On en déduit donc l’équation de Michaelis et Menten : $$ v_{i} = \frac{v_{max}[S]}{K_{M} + [S]}$$
À partir de cette équation, on peut déterminer la $v_{i}$ pour toutes les conditions initiales connues puisque $v_{max}$ et $K_{M}$ sont des constantes qui peuvent être déterminées expérimentalement (voir paragraphe suivant). $v_{i}$ ne dépend donc que de la concentration en substrat $[S]$, valeur connue puisqu’il s’agit de la concentration en substrat introduite par l’expérimentateur (rappelons que selon l’approximation 3, $[S] = [S]_{0}$).
Note : en fait, cette équation est celle de Michaelis-Menten modifiée par Briggs et Haldane. Dans la version initiale de Michaelis et Menten, le terme $k_{2}$ était négligé. En effet, la dissociation du complexe $ES$ en $E + S$ est beaucoup plus rapide que la réalisation de la réaction catalysée $ES \rightarrow E + P$, ce qui revient à dire que la constante $k_{2}$ est très faible comparée à la constante $k_{-1}$. De ce fait, la constante $K_{S} = \frac{k_{-1}}{k_{1}}$ (correspondant à la constante de dissociation de $\frac{[E][S]}{[ES]}$) était utilisée en lieu et place de $K_{M}$.
La détermination graphique de la constante de Michaelis et de $v_{max}$
Pour déterminer les constantes $K_{M}$ et $v_{max}$, il faut faire une étude cinétique.
Une première méthode consiste à tracer le graphique représentant les $v_{i}$ en fonction de la concentration en substrat $[S]$ utilisé. D’après l’équation de Michaelis, on peut en effet déduire que $v_{i}$ se rapproche asymptotiquement de $v_{max}$ lorsque $[S]$ augmente. Par ailleurs, lorsque $[S] = K_{M}$, $v_{i} = \frac{v_{max}}{2}$. On peut donc déterminer graphiquement $v_{max}$, puis $K_{M}$ (voir graphique 2). La difficulté vient du fait que la détermination graphique d’une asymptote est une nécessairement imprécise, entachant d’erreur la détermination de $K_{M}$ et $v_{max}$.
Pour améliorer la précision de la détermination graphique de ces deux constantes, il existe des représentations graphiques qui linéarisent les résultats, permettant des extrapolations plus précises.
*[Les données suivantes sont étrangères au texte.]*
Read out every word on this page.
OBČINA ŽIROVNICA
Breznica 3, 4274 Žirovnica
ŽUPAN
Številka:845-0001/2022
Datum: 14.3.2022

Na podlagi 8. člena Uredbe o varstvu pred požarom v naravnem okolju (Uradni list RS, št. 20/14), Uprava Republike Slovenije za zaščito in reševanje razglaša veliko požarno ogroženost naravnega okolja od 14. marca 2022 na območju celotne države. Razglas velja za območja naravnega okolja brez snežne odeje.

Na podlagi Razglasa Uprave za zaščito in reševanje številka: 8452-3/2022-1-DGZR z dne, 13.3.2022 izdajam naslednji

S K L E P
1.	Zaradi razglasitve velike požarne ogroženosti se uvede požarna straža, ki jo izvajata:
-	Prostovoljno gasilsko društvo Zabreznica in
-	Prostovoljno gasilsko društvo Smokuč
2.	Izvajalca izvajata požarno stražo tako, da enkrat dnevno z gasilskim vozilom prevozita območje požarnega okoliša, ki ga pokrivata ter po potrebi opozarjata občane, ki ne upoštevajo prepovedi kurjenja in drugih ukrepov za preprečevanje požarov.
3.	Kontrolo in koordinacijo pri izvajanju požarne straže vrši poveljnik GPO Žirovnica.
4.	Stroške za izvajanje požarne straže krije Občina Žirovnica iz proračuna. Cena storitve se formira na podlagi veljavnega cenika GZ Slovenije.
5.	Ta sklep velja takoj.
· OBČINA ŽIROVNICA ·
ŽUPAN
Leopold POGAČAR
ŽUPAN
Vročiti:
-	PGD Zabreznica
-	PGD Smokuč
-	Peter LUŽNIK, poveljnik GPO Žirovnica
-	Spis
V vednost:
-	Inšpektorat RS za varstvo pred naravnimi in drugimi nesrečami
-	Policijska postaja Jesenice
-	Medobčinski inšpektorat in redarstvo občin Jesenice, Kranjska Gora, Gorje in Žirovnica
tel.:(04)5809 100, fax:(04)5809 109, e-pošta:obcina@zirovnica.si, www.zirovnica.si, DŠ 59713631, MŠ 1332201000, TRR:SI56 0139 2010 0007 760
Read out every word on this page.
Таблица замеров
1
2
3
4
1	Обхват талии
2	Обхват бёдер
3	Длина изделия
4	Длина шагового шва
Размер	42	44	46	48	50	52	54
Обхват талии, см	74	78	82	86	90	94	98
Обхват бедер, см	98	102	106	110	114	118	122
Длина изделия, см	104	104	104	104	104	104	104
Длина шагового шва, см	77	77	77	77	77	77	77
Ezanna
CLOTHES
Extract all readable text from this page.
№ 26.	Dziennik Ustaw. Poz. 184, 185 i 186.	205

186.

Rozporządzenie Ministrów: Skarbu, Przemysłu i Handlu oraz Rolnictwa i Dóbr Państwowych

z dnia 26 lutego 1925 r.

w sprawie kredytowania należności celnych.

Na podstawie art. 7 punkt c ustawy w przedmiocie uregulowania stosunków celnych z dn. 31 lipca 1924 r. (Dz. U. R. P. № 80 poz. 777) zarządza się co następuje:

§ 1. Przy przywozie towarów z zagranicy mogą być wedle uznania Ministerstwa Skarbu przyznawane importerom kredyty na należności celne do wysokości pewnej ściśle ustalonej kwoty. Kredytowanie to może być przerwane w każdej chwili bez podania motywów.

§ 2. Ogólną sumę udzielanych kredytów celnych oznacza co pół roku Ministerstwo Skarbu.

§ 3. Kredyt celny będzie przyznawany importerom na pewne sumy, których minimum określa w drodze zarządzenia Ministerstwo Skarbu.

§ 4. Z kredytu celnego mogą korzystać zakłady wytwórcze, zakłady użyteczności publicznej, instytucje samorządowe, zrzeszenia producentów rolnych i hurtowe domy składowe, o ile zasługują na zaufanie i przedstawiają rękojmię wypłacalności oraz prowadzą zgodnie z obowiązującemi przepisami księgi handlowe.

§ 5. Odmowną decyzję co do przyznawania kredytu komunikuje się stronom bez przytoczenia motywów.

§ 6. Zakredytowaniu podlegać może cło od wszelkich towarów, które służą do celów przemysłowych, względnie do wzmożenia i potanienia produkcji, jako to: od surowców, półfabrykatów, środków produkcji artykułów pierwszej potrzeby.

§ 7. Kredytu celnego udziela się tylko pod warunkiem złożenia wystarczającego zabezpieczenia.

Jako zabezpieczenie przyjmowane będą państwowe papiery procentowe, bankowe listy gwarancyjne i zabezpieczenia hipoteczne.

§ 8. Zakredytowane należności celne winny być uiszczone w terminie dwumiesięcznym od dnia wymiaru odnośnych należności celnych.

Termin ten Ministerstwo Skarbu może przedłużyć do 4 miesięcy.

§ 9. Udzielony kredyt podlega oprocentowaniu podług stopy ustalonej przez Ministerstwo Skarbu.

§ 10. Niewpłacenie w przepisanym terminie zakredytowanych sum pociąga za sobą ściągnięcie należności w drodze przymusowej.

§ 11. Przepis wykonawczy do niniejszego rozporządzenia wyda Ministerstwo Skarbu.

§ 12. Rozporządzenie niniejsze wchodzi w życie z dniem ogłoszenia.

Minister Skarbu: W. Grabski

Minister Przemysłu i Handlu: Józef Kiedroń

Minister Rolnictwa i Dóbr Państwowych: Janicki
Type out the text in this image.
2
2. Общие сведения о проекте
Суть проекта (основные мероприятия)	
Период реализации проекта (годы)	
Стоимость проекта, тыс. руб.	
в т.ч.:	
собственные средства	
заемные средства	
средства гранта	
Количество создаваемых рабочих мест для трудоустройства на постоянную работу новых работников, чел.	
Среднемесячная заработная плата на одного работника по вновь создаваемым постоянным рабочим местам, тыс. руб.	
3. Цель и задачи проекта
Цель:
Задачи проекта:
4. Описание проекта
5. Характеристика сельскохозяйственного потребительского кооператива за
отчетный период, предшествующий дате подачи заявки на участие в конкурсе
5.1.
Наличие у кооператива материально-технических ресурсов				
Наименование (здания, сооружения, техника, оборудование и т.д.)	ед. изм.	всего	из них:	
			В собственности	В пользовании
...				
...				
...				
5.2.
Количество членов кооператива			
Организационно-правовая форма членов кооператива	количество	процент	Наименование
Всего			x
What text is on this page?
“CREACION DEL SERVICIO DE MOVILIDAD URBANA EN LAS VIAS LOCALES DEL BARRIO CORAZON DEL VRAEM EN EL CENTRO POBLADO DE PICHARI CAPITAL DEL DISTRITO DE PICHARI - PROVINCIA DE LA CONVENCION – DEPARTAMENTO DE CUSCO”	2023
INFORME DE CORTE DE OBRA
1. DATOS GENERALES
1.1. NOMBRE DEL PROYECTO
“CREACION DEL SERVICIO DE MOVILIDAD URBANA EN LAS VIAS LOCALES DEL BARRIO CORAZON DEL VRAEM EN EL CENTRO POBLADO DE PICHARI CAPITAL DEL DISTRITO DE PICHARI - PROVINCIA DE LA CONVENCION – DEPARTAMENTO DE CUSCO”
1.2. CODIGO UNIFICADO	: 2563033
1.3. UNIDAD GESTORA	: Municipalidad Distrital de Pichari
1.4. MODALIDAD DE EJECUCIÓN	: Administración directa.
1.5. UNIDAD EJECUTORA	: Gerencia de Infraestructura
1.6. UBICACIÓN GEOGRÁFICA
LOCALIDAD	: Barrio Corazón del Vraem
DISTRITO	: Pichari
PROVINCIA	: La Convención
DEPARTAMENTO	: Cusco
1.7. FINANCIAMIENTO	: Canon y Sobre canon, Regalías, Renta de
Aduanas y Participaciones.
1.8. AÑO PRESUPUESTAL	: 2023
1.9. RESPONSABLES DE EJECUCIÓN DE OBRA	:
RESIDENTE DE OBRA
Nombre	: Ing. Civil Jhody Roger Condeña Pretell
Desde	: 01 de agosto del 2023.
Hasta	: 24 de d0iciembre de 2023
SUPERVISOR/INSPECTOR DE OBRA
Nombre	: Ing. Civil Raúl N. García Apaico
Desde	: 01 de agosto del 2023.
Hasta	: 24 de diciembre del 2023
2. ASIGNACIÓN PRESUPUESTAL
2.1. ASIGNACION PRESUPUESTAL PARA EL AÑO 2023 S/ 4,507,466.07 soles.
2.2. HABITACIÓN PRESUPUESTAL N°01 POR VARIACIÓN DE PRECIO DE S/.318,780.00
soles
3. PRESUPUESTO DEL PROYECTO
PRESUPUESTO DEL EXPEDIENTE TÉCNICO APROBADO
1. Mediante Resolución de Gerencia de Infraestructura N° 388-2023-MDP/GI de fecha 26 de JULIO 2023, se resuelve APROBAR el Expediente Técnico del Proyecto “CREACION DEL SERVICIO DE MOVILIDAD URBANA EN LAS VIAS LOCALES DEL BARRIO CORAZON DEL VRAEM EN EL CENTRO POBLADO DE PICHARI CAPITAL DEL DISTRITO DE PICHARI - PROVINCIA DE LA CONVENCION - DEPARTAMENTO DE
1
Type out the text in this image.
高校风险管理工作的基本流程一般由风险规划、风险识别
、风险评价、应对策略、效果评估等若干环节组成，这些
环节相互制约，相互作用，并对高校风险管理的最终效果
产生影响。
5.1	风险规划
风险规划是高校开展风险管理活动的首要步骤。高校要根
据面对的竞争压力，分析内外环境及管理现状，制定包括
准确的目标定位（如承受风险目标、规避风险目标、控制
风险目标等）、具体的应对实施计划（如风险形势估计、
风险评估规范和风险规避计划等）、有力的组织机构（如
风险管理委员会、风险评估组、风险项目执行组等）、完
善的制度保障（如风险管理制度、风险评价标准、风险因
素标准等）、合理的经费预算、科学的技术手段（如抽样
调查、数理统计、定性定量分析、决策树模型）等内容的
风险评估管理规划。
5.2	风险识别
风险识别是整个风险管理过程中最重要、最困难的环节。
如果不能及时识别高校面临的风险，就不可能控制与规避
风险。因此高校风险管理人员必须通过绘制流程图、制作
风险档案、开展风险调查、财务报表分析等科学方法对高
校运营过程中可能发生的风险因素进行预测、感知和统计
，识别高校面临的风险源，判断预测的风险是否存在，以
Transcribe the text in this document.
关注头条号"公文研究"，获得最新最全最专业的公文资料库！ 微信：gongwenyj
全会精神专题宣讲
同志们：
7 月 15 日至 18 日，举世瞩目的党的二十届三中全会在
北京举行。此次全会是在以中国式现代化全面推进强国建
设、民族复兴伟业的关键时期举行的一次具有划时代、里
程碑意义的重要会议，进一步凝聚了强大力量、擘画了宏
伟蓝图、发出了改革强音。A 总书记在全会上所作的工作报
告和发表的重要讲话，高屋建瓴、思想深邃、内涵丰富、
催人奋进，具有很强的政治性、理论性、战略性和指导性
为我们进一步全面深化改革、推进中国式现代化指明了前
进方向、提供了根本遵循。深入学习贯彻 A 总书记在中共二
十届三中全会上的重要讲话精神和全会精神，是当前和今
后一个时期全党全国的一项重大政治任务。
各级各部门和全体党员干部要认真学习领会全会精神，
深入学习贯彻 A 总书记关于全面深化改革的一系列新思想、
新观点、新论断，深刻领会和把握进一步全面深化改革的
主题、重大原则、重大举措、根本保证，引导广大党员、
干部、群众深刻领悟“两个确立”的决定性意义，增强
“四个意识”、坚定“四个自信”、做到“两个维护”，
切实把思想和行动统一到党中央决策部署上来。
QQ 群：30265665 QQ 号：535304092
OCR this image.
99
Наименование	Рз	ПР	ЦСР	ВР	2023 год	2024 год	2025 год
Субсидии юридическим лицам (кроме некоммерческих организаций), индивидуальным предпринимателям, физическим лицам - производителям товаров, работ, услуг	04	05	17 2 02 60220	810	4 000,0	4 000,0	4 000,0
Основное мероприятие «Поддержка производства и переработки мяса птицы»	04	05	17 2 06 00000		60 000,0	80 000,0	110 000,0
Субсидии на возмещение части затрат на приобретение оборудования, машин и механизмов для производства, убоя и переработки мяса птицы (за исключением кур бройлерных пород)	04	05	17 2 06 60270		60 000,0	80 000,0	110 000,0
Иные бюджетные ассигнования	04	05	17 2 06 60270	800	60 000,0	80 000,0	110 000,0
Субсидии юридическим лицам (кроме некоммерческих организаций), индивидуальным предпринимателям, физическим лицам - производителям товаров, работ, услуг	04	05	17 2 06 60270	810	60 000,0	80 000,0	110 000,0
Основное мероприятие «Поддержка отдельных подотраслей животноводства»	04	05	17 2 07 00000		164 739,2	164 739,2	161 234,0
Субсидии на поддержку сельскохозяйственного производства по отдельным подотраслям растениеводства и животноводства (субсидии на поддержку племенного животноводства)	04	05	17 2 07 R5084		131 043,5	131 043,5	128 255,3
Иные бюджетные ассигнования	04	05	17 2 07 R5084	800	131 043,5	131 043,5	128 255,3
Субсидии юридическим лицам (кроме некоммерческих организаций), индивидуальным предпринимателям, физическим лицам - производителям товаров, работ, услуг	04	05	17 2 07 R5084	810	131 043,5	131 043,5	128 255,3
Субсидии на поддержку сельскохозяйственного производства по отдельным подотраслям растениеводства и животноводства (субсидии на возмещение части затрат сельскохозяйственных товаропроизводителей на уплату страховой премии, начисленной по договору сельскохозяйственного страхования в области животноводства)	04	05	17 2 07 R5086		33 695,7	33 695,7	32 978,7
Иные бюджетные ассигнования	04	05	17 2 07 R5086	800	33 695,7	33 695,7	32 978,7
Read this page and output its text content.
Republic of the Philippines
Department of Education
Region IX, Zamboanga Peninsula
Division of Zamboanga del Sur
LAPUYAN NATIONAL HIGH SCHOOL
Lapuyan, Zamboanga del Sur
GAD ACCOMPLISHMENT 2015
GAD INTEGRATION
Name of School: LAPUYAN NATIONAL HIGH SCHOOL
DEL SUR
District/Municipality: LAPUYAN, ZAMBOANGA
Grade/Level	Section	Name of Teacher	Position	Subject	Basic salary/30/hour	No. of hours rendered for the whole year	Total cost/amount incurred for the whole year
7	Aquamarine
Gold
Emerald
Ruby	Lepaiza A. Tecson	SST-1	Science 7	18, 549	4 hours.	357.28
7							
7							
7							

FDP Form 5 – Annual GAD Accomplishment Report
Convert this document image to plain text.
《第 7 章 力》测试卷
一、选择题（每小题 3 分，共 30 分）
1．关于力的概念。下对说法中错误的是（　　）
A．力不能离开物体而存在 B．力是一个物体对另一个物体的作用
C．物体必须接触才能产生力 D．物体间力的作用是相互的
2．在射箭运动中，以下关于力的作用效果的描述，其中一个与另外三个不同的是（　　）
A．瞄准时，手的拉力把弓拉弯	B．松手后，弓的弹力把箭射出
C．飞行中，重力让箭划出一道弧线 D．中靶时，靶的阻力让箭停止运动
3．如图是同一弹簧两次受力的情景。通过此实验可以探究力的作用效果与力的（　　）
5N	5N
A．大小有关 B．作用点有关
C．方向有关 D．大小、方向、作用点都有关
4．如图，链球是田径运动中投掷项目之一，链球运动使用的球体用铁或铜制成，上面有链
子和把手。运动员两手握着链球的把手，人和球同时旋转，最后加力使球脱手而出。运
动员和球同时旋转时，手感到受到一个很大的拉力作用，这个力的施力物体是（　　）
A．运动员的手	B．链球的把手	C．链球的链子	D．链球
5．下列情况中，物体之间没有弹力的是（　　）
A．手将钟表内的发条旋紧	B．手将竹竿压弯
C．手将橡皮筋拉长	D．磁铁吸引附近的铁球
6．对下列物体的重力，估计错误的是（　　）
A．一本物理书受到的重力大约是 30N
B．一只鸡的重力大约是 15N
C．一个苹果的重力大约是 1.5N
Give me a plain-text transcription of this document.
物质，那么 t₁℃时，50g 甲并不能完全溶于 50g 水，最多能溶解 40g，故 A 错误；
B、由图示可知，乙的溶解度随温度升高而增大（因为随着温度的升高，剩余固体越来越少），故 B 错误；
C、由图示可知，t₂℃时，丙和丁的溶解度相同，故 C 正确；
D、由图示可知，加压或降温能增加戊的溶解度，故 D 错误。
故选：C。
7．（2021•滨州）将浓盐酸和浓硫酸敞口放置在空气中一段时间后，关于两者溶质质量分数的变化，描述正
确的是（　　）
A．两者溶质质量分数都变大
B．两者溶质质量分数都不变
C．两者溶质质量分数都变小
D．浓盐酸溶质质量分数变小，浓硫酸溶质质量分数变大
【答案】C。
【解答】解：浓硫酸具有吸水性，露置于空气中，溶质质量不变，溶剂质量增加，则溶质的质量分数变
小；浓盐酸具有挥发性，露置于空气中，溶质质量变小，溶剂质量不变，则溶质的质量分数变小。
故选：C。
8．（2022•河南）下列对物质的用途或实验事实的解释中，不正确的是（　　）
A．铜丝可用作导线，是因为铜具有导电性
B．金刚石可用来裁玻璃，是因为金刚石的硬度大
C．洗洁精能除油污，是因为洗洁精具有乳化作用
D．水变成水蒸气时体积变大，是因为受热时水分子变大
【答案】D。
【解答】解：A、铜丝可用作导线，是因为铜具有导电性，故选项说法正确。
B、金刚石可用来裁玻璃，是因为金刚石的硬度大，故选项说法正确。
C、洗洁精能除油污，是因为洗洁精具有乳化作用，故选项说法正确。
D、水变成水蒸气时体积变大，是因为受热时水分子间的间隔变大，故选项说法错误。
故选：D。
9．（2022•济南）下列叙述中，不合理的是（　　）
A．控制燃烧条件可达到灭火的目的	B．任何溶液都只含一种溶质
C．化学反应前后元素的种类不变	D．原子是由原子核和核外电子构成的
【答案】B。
La méthode la plus connue est celle de Lineweaver et Burk dans laquelle on représente $\frac{1}{v_{i}} = f(\frac{1}{[S]})$ (voir figure 3).
$$ v_{i} = \frac{v_{max}[S]}{K_{M} + [S]} \\ \Leftrightarrow \frac{1}{v_{i}} = \frac{K_{M} + [S]}{v_{max}[S]} \\ \Leftrightarrow \frac{1}{v_{i}} = \frac{K_{M}}{v_{max}[S]} + \frac{[S]}{v_{max}[S]} \\ \Leftrightarrow \frac{1}{v_{i}} = \frac{K_{M}}{v_{max}} \frac{1}{[S]} + \frac{1}{v_{max}} \\ $$
On reconnaît une équation de droite de type $ \frac{1}{v_{i}} = a \frac{1}{[S]} + b$, avec : $a = \frac{K_{M}}{v_{max}}$ (ce qui correspond à la pente de la droite) et $b = \frac{1}{v_{max}}$ (ce qui correspond à l’ordonnée à l’origine).
Cette représentation permet donc, à partir des mêmes données que précédemment, de déterminer graphiquement les valeurs de $v_{max}$ et de $K_{M}$ plus précisément qu’avec la représentation précédente.
Il existe bien entendu d’autres traitements mathématiques permettant d’améliorer la précision de la détermination de ces constantes et de nos jours les paramètres cinétiques sont déterminés par des méthodes de régression non-linéaires beaucoup plus efficaces mais qui sont moins accessibles.
Conclusion
S’il existe bien des enzymes dont le mécanisme n’obéit pas strictement au schéma très simple des enzymes michaeliennes, ce modèle permet d’obtenir au minimum une première approximation des paramètres cinétiques que sont $v_{max}$ et $K_{M}$.
Il faut aussi se rappeler que la mise au point de ce modèle et de l’équation associée, très simple à résoudre, a permis d’accéder à ces données à une époque où l’outil informatique n’existait pas. Il était alors beaucoup plus difficile d’approcher un résultat par de nombreux calculs.
De fait, il faudra attendre les années 1960 pour connaître une évolution conceptuelle aussi importante dans le domaine de l’enzymologie avec la découverte de l’allostérie.